Try Skimpy Instead of Pandas describe() for Quick Data Summaries

Apr 10, 2025 By Alison Perry

When it comes to exploratory data analysis (EDA), the Pandas describe() function has long been the go-to tool for quick numerical summaries in Python. It's fast, it's familiar, and it's part of the core Pandas toolkit. But here’s the thing—describe() has its limitations. It tends to play favorites with numeric data, leaving non-numeric columns with minimal information and requiring extra steps for anything beyond the basics.

That’s where Skimpy steps in—a modern, intelligent, and visually enriched alternative to describe() that caters to all data types, not just numbers. Whether you’re wrangling text, dealing with categorical variables, or spotting missing data, Skimpy has your back with a comprehensive snapshot that’s clean, insightful, and presentation-ready. This post will explore why Skimpy is becoming a must-have in the EDA toolbox, how to get started with it, and what makes it a game-changer over describe(). Let’s dive in.

Why Pandas’ describe() Isn’t Always Enough?

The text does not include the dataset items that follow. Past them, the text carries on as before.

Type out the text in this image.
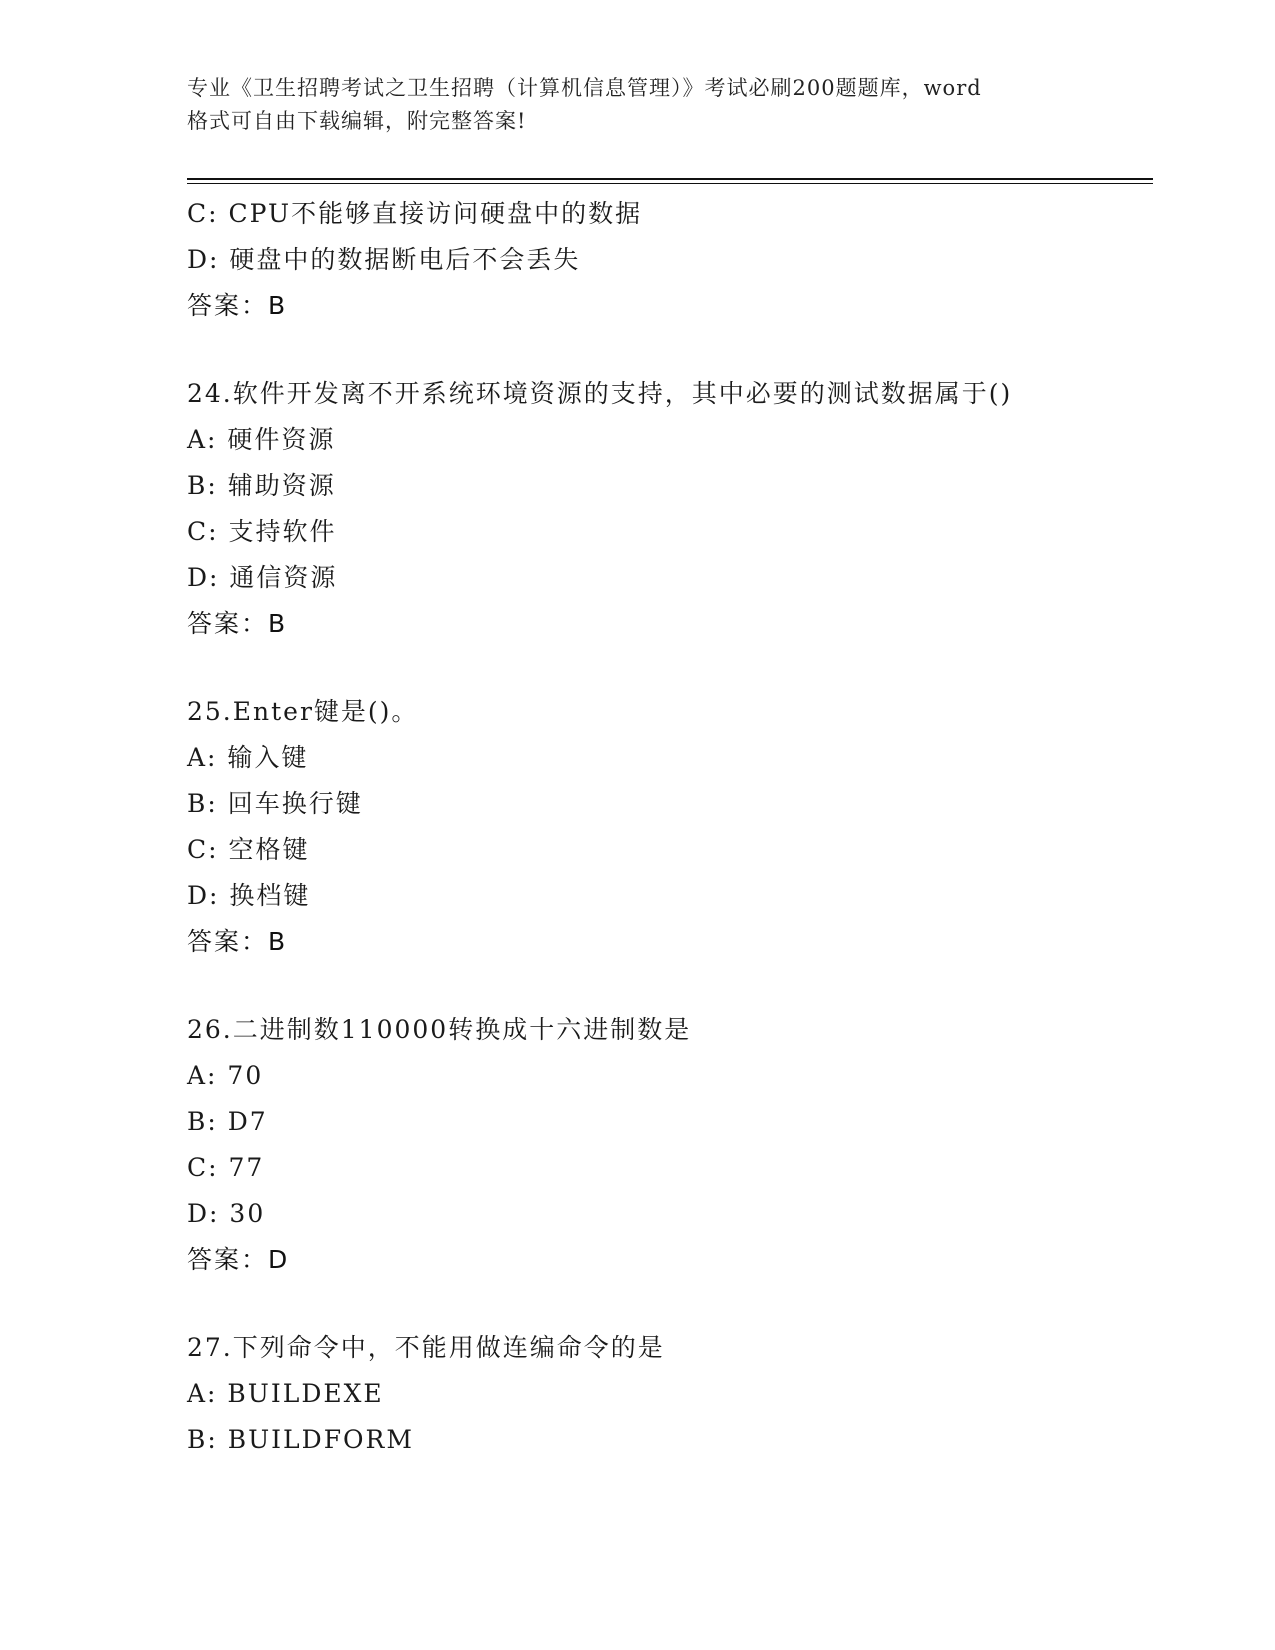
专业《卫生招聘考试之卫生招聘（计算机信息管理）》考试必刷200题题库，word
格式可自由下载编辑，附完整答案!
C: CPU不能够直接访问硬盘中的数据
D: 硬盘中的数据断电后不会丢失
答案：B
24.软件开发离不开系统环境资源的支持，其中必要的测试数据属于()
A: 硬件资源
B: 辅助资源
C: 支持软件
D: 通信资源
答案：B
25.Enter键是()。
A: 输入键
B: 回车换行键
C: 空格键
D: 换档键
答案：B
26.二进制数110000转换成十六进制数是
A: 70
B: D7
C: 77
D: 30
答案：D
27.下列命令中，不能用做连编命令的是
A: BUILDEXE
B: BUILDFORM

The describe() function in Pandas provides metrics like mean, standard deviation, and percentiles—but only for numeric columns by default. You have to pass extra arguments to include other data types, and even then, the summary is very minimal.

Let’s illustrate:

import pandas as pd

records = {

"Employee": ["Anna", "Ben", "Cara", "Dan"],

"Age": [29, 34, 28, 41],

"Location": ["Miami", "Seattle", "Austin", "Denver"],

"Income": [62000, 75000, 69000, 81000]

}

df = pd.DataFrame(records)

print(df.describe())

The output will only summarize Age and Income, excluding string columns like Employee and Location.

If we explicitly include all data types:

print(df.describe(include='all'))

You’ll notice the non-numeric columns provide only basic statistics—such as unique value count, most frequent entry, and its frequency. No insight into string lengths, missing data, or distribution patterns.

Skimpy: The All-in-One Data Summary Tool

Skimpy is a Python library purpose-built to simplify and enrich the process of data summarization. With a single function—skim()—it provides a rich, unified overview of your dataset, combining numeric, categorical, and text column summaries into a single, easy-to-read output.

Let’s start by installing it.

Installation

pip install skimpy

Once installed, you can verify it by importing:

from skimpy import skim

print("Skimpy is ready to roll!")

What Makes Skimpy So Special?

Skimpy isn't just about making your data look prettier—it offers real, tangible improvements over describe() in several key areas.

1. Unified Summary for All Data Types

Unlike describe(), which prioritizes numerical data, Skimpy treats all columns with equal attention. Whether it’s numbers, strings, or categorical variables, everything is summarized in one cohesive table.

from skimpy import skim

import pandas as pd

dataset = {

"FullName": ["Anna", "Ben", "Cara", "Dan"],

"Age": [29, 34, 28, 41],

"City": ["Miami", "Seattle", "Austin", "Denver"],

"Income": [62000, 75000, 69000, 81000],

"Rating": [4.2, None, 4.7, 4.9]

}

df = pd.DataFrame(dataset)

skim(df)

This command will instantly give you a table showing everything from missing data to text lengths and mode counts.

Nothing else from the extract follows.